We recently caught up with Lead Tech CEO Nigel Borwell to have a look at lead generation in the financial industry, how extra FCA restrictions increase the need for transparency, and why lead generators always have more clients than they think…
Below are some of the key ideas discussed in the podcast, but be sure to check out the entire call at the bottom of the page to really go deep into this week’s latest B2C Lead Generation piece.
Can you explain a little about how lead generation works in the Financial Services sector? Is there anything different from other sectors or niches?
Nigel Borwell: Fundamentally, how we generate leads is - I’m sure - very similar, but essentially, whilst it’s not a regulated activity in this space, I think we’re very acutely aware that we’re generating leads for our partners - the clients and brands that are regulated and they’re accountable to the FCA, and obviously we are accountable to them so we have to be even more sensitive to how we go about that lead generation activity.
I think it’s a good thing, it really tunes us into the best practices.
Does this mean you have to work more closely with your partners? Are they consequently more thorough in their approach?
Ultimately, they’re responsible for a lead’s journey and I think they are in theory quite transparent about how they acquire customers. Part of what we do is work with them to help evidence that. Being transparent about our journeys is part of that process. But yes, they (the painters) are much more sensitive to how leads are generated.
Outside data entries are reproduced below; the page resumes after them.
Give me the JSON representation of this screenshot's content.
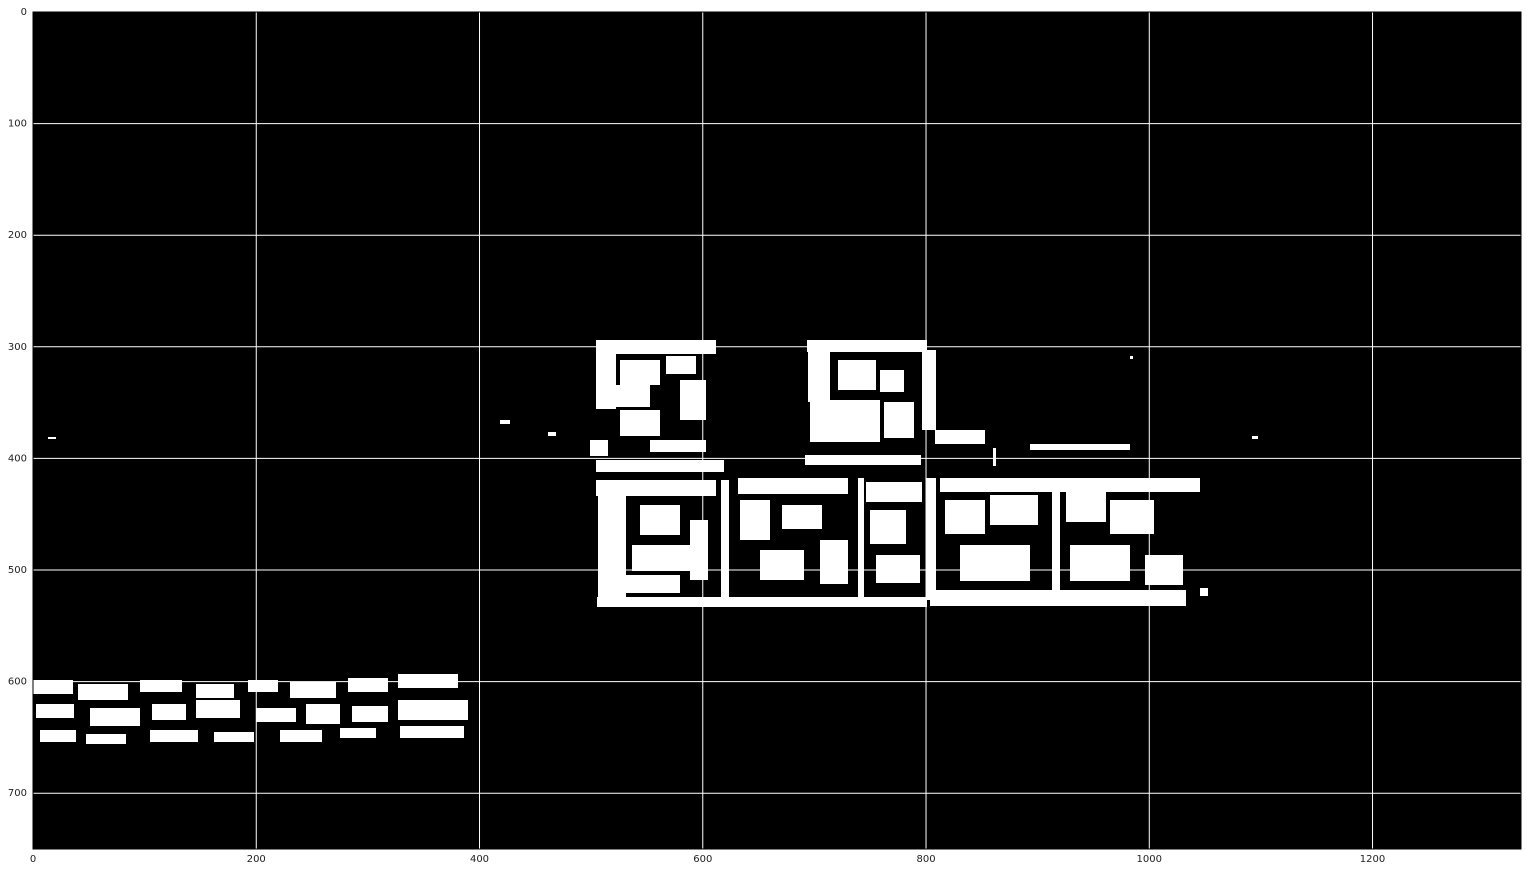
{
  "image": {
    "background_color": "#000000",
    "blob_color": "#ffffff",
    "grid_color": "#ffffff",
    "grid": true,
    "x_range": [
      0,
      1333
    ],
    "y_range": [
      0,
      750
    ],
    "y_axis_inverted": true
  },
  "axes": {
    "x_ticks": [
      "0",
      "200",
      "400",
      "600",
      "800",
      "1000",
      "1200"
    ],
    "y_ticks": [
      "0",
      "100",
      "200",
      "300",
      "400",
      "500",
      "600",
      "700"
    ]
  }
}
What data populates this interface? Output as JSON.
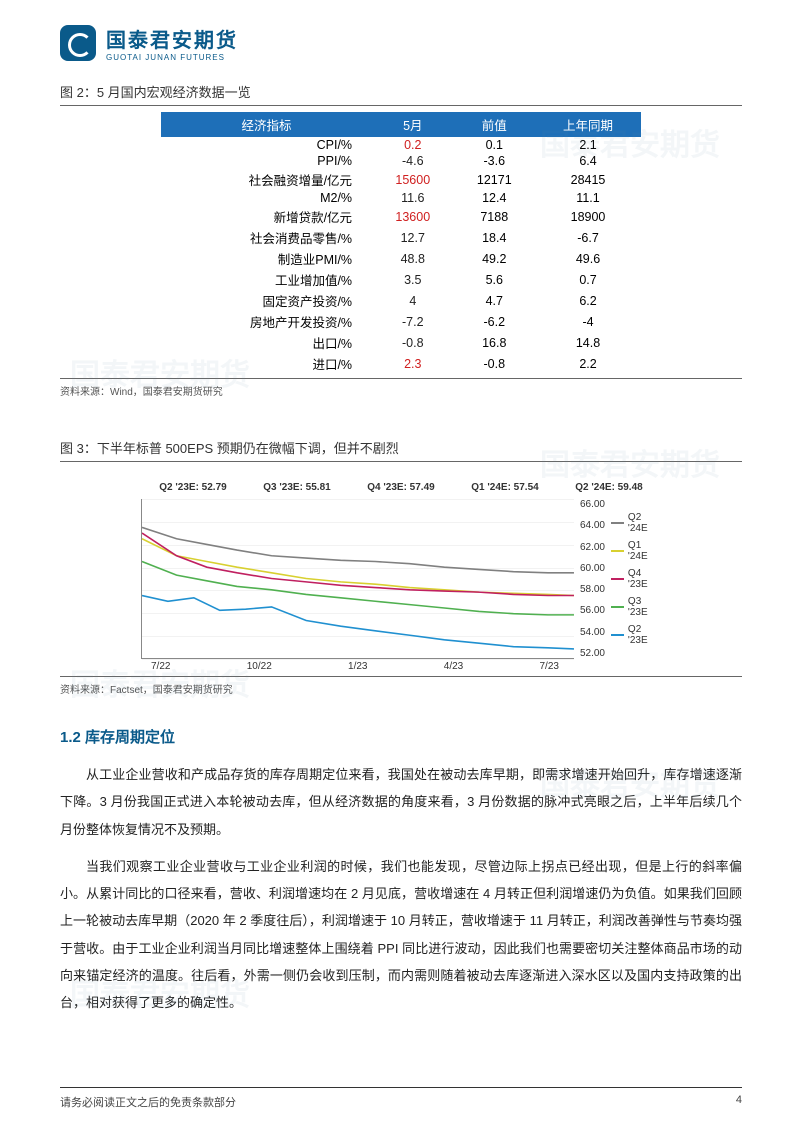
{
  "logo": {
    "cn": "国泰君安期货",
    "en": "GUOTAI JUNAN FUTURES"
  },
  "watermark_text": "国泰君安期货",
  "figure2": {
    "title": "图 2：5 月国内宏观经济数据一览",
    "source": "资料来源：Wind，国泰君安期货研究",
    "header_bg": "#1e6fb8",
    "header_fg": "#ffffff",
    "columns": [
      "经济指标",
      "5月",
      "前值",
      "上年同期"
    ],
    "highlight_color": "#d02020",
    "normal_color": "#222222",
    "rows": [
      {
        "label": "CPI/%",
        "m5": "0.2",
        "prev": "0.1",
        "yoy": "2.1",
        "hl": true
      },
      {
        "label": "PPI/%",
        "m5": "-4.6",
        "prev": "-3.6",
        "yoy": "6.4",
        "hl": false
      },
      {
        "label": "社会融资增量/亿元",
        "m5": "15600",
        "prev": "12171",
        "yoy": "28415",
        "hl": true
      },
      {
        "label": "M2/%",
        "m5": "11.6",
        "prev": "12.4",
        "yoy": "11.1",
        "hl": false
      },
      {
        "label": "新增贷款/亿元",
        "m5": "13600",
        "prev": "7188",
        "yoy": "18900",
        "hl": true
      },
      {
        "label": "社会消费品零售/%",
        "m5": "12.7",
        "prev": "18.4",
        "yoy": "-6.7",
        "hl": false
      },
      {
        "label": "制造业PMI/%",
        "m5": "48.8",
        "prev": "49.2",
        "yoy": "49.6",
        "hl": false
      },
      {
        "label": "工业增加值/%",
        "m5": "3.5",
        "prev": "5.6",
        "yoy": "0.7",
        "hl": false
      },
      {
        "label": "固定资产投资/%",
        "m5": "4",
        "prev": "4.7",
        "yoy": "6.2",
        "hl": false
      },
      {
        "label": "房地产开发投资/%",
        "m5": "-7.2",
        "prev": "-6.2",
        "yoy": "-4",
        "hl": false
      },
      {
        "label": "出口/%",
        "m5": "-0.8",
        "prev": "16.8",
        "yoy": "14.8",
        "hl": false
      },
      {
        "label": "进口/%",
        "m5": "2.3",
        "prev": "-0.8",
        "yoy": "2.2",
        "hl": true
      }
    ]
  },
  "figure3": {
    "title": "图 3：下半年标普 500EPS 预期仍在微幅下调，但并不剧烈",
    "source": "资料来源：Factset，国泰君安期货研究",
    "type": "line",
    "ylim": [
      52,
      66
    ],
    "yticks": [
      "66.00",
      "64.00",
      "62.00",
      "60.00",
      "58.00",
      "56.00",
      "54.00",
      "52.00"
    ],
    "xticks": [
      "7/22",
      "10/22",
      "1/23",
      "4/23",
      "7/23"
    ],
    "header_labels": [
      "Q2 '23E: 52.79",
      "Q3 '23E: 55.81",
      "Q4 '23E: 57.49",
      "Q1 '24E: 57.54",
      "Q2 '24E: 59.48"
    ],
    "series": [
      {
        "name": "Q2 '24E",
        "label": "Q2 '24E",
        "color": "#808080",
        "points": [
          [
            0,
            63.5
          ],
          [
            8,
            62.5
          ],
          [
            15,
            62.0
          ],
          [
            22,
            61.5
          ],
          [
            30,
            61.0
          ],
          [
            38,
            60.8
          ],
          [
            46,
            60.6
          ],
          [
            54,
            60.5
          ],
          [
            62,
            60.3
          ],
          [
            70,
            60.0
          ],
          [
            78,
            59.8
          ],
          [
            86,
            59.6
          ],
          [
            94,
            59.5
          ],
          [
            100,
            59.5
          ]
        ]
      },
      {
        "name": "Q1 '24E",
        "label": "Q1 '24E",
        "color": "#d8d030",
        "points": [
          [
            0,
            62.5
          ],
          [
            8,
            61.0
          ],
          [
            15,
            60.5
          ],
          [
            22,
            60.0
          ],
          [
            30,
            59.5
          ],
          [
            38,
            59.0
          ],
          [
            46,
            58.7
          ],
          [
            54,
            58.5
          ],
          [
            62,
            58.2
          ],
          [
            70,
            58.0
          ],
          [
            78,
            57.8
          ],
          [
            86,
            57.7
          ],
          [
            94,
            57.6
          ],
          [
            100,
            57.5
          ]
        ]
      },
      {
        "name": "Q4 '23E",
        "label": "Q4 '23E",
        "color": "#c02060",
        "points": [
          [
            0,
            63.0
          ],
          [
            8,
            61.0
          ],
          [
            15,
            60.0
          ],
          [
            22,
            59.5
          ],
          [
            30,
            59.0
          ],
          [
            38,
            58.7
          ],
          [
            46,
            58.4
          ],
          [
            54,
            58.2
          ],
          [
            62,
            58.0
          ],
          [
            70,
            57.9
          ],
          [
            78,
            57.8
          ],
          [
            86,
            57.6
          ],
          [
            94,
            57.5
          ],
          [
            100,
            57.5
          ]
        ]
      },
      {
        "name": "Q3 '23E",
        "label": "Q3 '23E",
        "color": "#50b050",
        "points": [
          [
            0,
            60.5
          ],
          [
            8,
            59.3
          ],
          [
            15,
            58.8
          ],
          [
            22,
            58.3
          ],
          [
            30,
            58.0
          ],
          [
            38,
            57.6
          ],
          [
            46,
            57.3
          ],
          [
            54,
            57.0
          ],
          [
            62,
            56.7
          ],
          [
            70,
            56.4
          ],
          [
            78,
            56.1
          ],
          [
            86,
            55.9
          ],
          [
            94,
            55.8
          ],
          [
            100,
            55.8
          ]
        ]
      },
      {
        "name": "Q2 '23E",
        "label": "Q2 '23E",
        "color": "#2090d0",
        "points": [
          [
            0,
            57.5
          ],
          [
            6,
            57.0
          ],
          [
            12,
            57.3
          ],
          [
            18,
            56.2
          ],
          [
            24,
            56.3
          ],
          [
            30,
            56.5
          ],
          [
            38,
            55.3
          ],
          [
            46,
            54.8
          ],
          [
            54,
            54.4
          ],
          [
            62,
            54.0
          ],
          [
            70,
            53.6
          ],
          [
            78,
            53.3
          ],
          [
            86,
            53.0
          ],
          [
            94,
            52.9
          ],
          [
            100,
            52.8
          ]
        ]
      }
    ],
    "legend_order": [
      "Q2 '24E",
      "Q1 '24E",
      "Q4 '23E",
      "Q3 '23E",
      "Q2 '23E"
    ],
    "grid_color": "#f2f2f2"
  },
  "section": {
    "number_title": "1.2  库存周期定位",
    "p1": "从工业企业营收和产成品存货的库存周期定位来看，我国处在被动去库早期，即需求增速开始回升，库存增速逐渐下降。3 月份我国正式进入本轮被动去库，但从经济数据的角度来看，3 月份数据的脉冲式亮眼之后，上半年后续几个月份整体恢复情况不及预期。",
    "p2": "当我们观察工业企业营收与工业企业利润的时候，我们也能发现，尽管边际上拐点已经出现，但是上行的斜率偏小。从累计同比的口径来看，营收、利润增速均在 2 月见底，营收增速在 4 月转正但利润增速仍为负值。如果我们回顾上一轮被动去库早期（2020 年 2 季度往后），利润增速于 10 月转正，营收增速于 11 月转正，利润改善弹性与节奏均强于营收。由于工业企业利润当月同比增速整体上围绕着 PPI 同比进行波动，因此我们也需要密切关注整体商品市场的动向来锚定经济的温度。往后看，外需一侧仍会收到压制，而内需则随着被动去库逐渐进入深水区以及国内支持政策的出台，相对获得了更多的确定性。"
  },
  "footer": {
    "text": "请务必阅读正文之后的免责条款部分",
    "page": "4"
  }
}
In terms of how we work with them, I guess that is quite a broad subject, but essentially we try to build really close working relationships with out partners, and over the years we’ve set out a little bit of a framework for that. That may change slightly based upon the size of the business and the resources that have available to them, and how much experience they’ve got working leads.
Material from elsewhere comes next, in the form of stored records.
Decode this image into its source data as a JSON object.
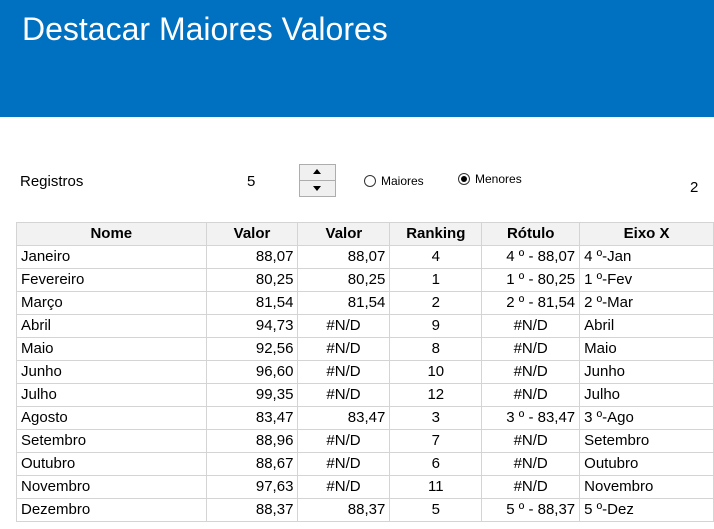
{
  "header": {
    "title": "Destacar Maiores Valores"
  },
  "controls": {
    "registros_label": "Registros",
    "registros_value": "5",
    "radio_maiores": "Maiores",
    "radio_menores": "Menores",
    "selected": "Menores",
    "side_value": "2"
  },
  "table": {
    "columns": [
      "Nome",
      "Valor",
      "Valor",
      "Ranking",
      "Rótulo",
      "Eixo X"
    ],
    "rows": [
      [
        "Janeiro",
        "88,07",
        "88,07",
        "4",
        "4 º - 88,07",
        "4 º-Jan"
      ],
      [
        "Fevereiro",
        "80,25",
        "80,25",
        "1",
        "1 º - 80,25",
        "1 º-Fev"
      ],
      [
        "Março",
        "81,54",
        "81,54",
        "2",
        "2 º - 81,54",
        "2 º-Mar"
      ],
      [
        "Abril",
        "94,73",
        "#N/D",
        "9",
        "#N/D",
        "Abril"
      ],
      [
        "Maio",
        "92,56",
        "#N/D",
        "8",
        "#N/D",
        "Maio"
      ],
      [
        "Junho",
        "96,60",
        "#N/D",
        "10",
        "#N/D",
        "Junho"
      ],
      [
        "Julho",
        "99,35",
        "#N/D",
        "12",
        "#N/D",
        "Julho"
      ],
      [
        "Agosto",
        "83,47",
        "83,47",
        "3",
        "3 º - 83,47",
        "3 º-Ago"
      ],
      [
        "Setembro",
        "88,96",
        "#N/D",
        "7",
        "#N/D",
        "Setembro"
      ],
      [
        "Outubro",
        "88,67",
        "#N/D",
        "6",
        "#N/D",
        "Outubro"
      ],
      [
        "Novembro",
        "97,63",
        "#N/D",
        "11",
        "#N/D",
        "Novembro"
      ],
      [
        "Dezembro",
        "88,37",
        "88,37",
        "5",
        "5 º - 88,37",
        "5 º-Dez"
      ]
    ]
  },
  "colors": {
    "banner": "#0070c0",
    "header_bg": "#f2f2f2",
    "grid": "#d4d4d4"
  }
}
Do you think having the FCA makes the industry as a whole more inherently transparent than other sectors?
Absolutely. I think it’s a really, really good thing. It really encourages best practices which we hugely believe in.
As a business, we almost see our role as sat between two customers essentiality. We’ve got our partners which we work with and supply leads to, but ultimately we see a consumer as a person whose got a need, rather than a piece of data, so it really is quite aligned with our beliefs. It’s one of the reasons why we really enjoy working in this space.
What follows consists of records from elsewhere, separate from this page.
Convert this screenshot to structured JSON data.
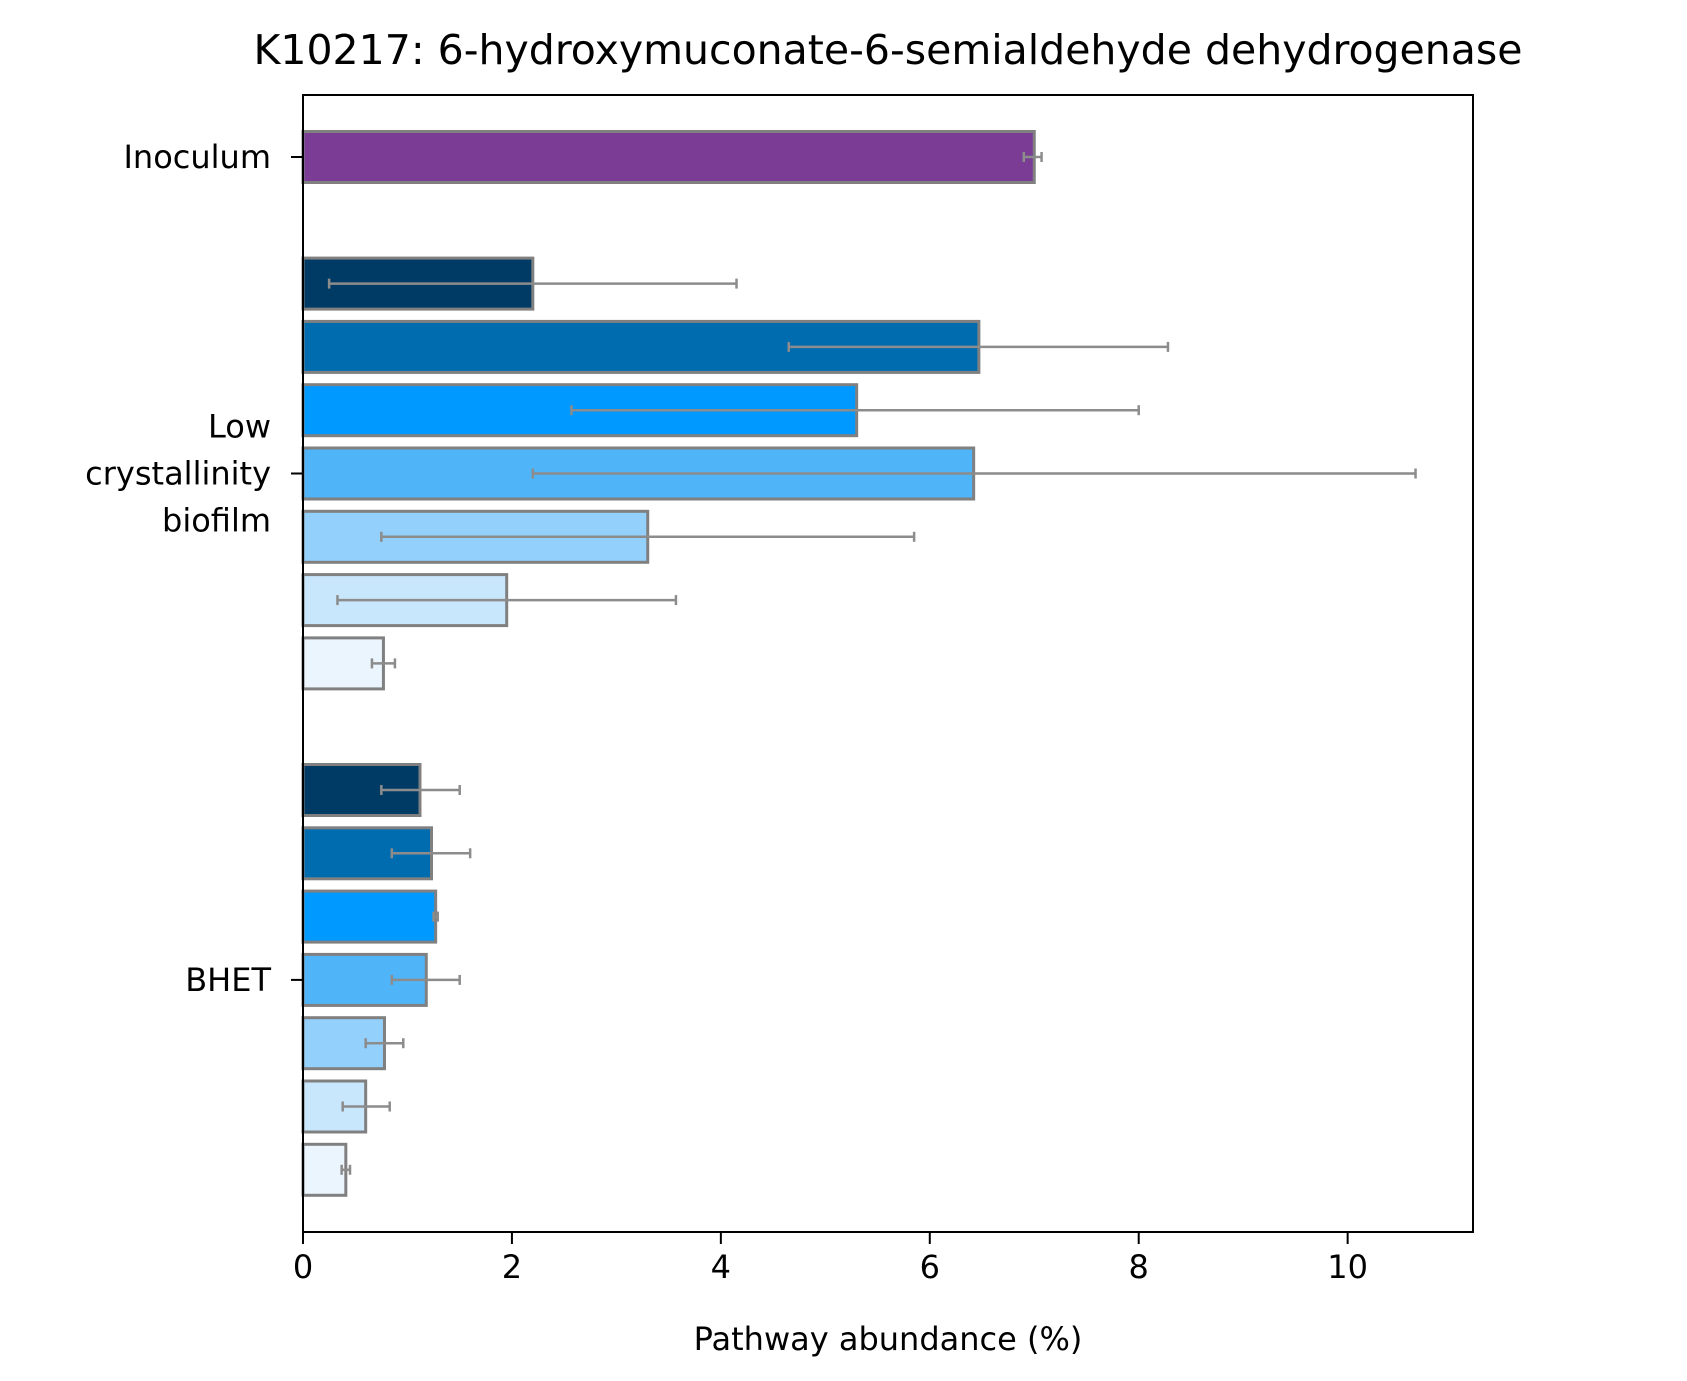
{
  "chart_data": {
    "type": "bar",
    "orientation": "horizontal",
    "title": "K10217: 6-hydroxymuconate-6-semialdehyde dehydrogenase",
    "xlabel": "Pathway abundance (%)",
    "ylabel": "",
    "xlim": [
      0,
      11.2
    ],
    "xticks": [
      0,
      2,
      4,
      6,
      8,
      10
    ],
    "grid": false,
    "legend": "none",
    "groups": [
      {
        "label": "Inoculum",
        "label_lines": [
          "Inoculum"
        ],
        "bars": [
          {
            "value": 7.0,
            "err_low": 6.9,
            "err_high": 7.07,
            "color": "#7b3c96"
          }
        ]
      },
      {
        "label": "Low crystallinity biofilm",
        "label_lines": [
          "Low",
          "crystallinity",
          "biofilm"
        ],
        "bars": [
          {
            "value": 2.2,
            "err_low": 0.25,
            "err_high": 4.15,
            "color": "#003b66"
          },
          {
            "value": 6.47,
            "err_low": 4.65,
            "err_high": 8.28,
            "color": "#006cb0"
          },
          {
            "value": 5.3,
            "err_low": 2.57,
            "err_high": 8.0,
            "color": "#0099ff"
          },
          {
            "value": 6.42,
            "err_low": 2.2,
            "err_high": 10.65,
            "color": "#4fb5f8"
          },
          {
            "value": 3.3,
            "err_low": 0.75,
            "err_high": 5.85,
            "color": "#93d0fc"
          },
          {
            "value": 1.95,
            "err_low": 0.33,
            "err_high": 3.57,
            "color": "#c8e6fc"
          },
          {
            "value": 0.77,
            "err_low": 0.66,
            "err_high": 0.88,
            "color": "#eaf5fd"
          }
        ]
      },
      {
        "label": "BHET",
        "label_lines": [
          "BHET"
        ],
        "bars": [
          {
            "value": 1.12,
            "err_low": 0.75,
            "err_high": 1.5,
            "color": "#003b66"
          },
          {
            "value": 1.23,
            "err_low": 0.85,
            "err_high": 1.6,
            "color": "#006cb0"
          },
          {
            "value": 1.27,
            "err_low": 1.25,
            "err_high": 1.29,
            "color": "#0099ff"
          },
          {
            "value": 1.18,
            "err_low": 0.85,
            "err_high": 1.5,
            "color": "#4fb5f8"
          },
          {
            "value": 0.78,
            "err_low": 0.6,
            "err_high": 0.96,
            "color": "#93d0fc"
          },
          {
            "value": 0.6,
            "err_low": 0.38,
            "err_high": 0.83,
            "color": "#c8e6fc"
          },
          {
            "value": 0.41,
            "err_low": 0.37,
            "err_high": 0.45,
            "color": "#eaf5fd"
          }
        ]
      }
    ],
    "bar_edge_color": "#808080",
    "error_bar_color": "#8c8c8c"
  }
}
When you operate transparently lead generation can be a really valuable service, not just for the brand getting the leads but also for the consumer, right?
Absolutely. It’s quite a basic concept really, but we’ve kind of instilled it in our business over the years and it works really well. I think the people who work for Lead Tech really get it, you know, thinking about customer experience and how we can improve that experience, it really cascades down and is good for the partner, good for the consumer, and every one wins. That is the general philosophy - How do we produce really good journeys where the consumer understands what’s in it for them? There is always that level of transparency.
The idea is just to pass over a consumer to our partners with that level of intent and expectation is already there.
What are the biggest challenges you face with your lead buyers and partners in terms of getting them to act on leads in the best way?
We’ve built a bit of a framework out as a result of the challenges we face, just built on years of experience working with different types of companies. But what has really stood out over time is that most companies aren’t great at handling leads, certainly a lot of the smaller businesses. So we’ve developed a number of services to help them if they’re not very good at handling the leads, so that might be taking the lead engagement away from them, handling the contact piece for them. And not just that initial aspect, we might work with them to continually nurture what are essentially their prospective customers.
The name of the podcast is You Have More Clients Than You Think, which refers to a quote of yours which you have on your office wall saying that you have “two clients.” Can you explain what that means?
It’s quite a simple concept and it’s something we thought about really early on. You ask yourself “What is our purpose? What is our role? What is it we’re here to do?” And it always kind of felt like we were in the middle connecting people. That’s a very, very simplified version of it, but that kind of resonated with me.
And another thing I really like, and it’s just another way of looking at lead generation, it’s connecting people and trying to improve somebody’s life. In the space we’re in, consumer trust is the number 1 challenge for us all. Trying to overcome that by making better introductions between clients AND consumers and working for both of them.
That’s all I mean, being really clear about our role and acknowledging the fact we’re not just working for our clients and our partners but we have another customer - the consumer.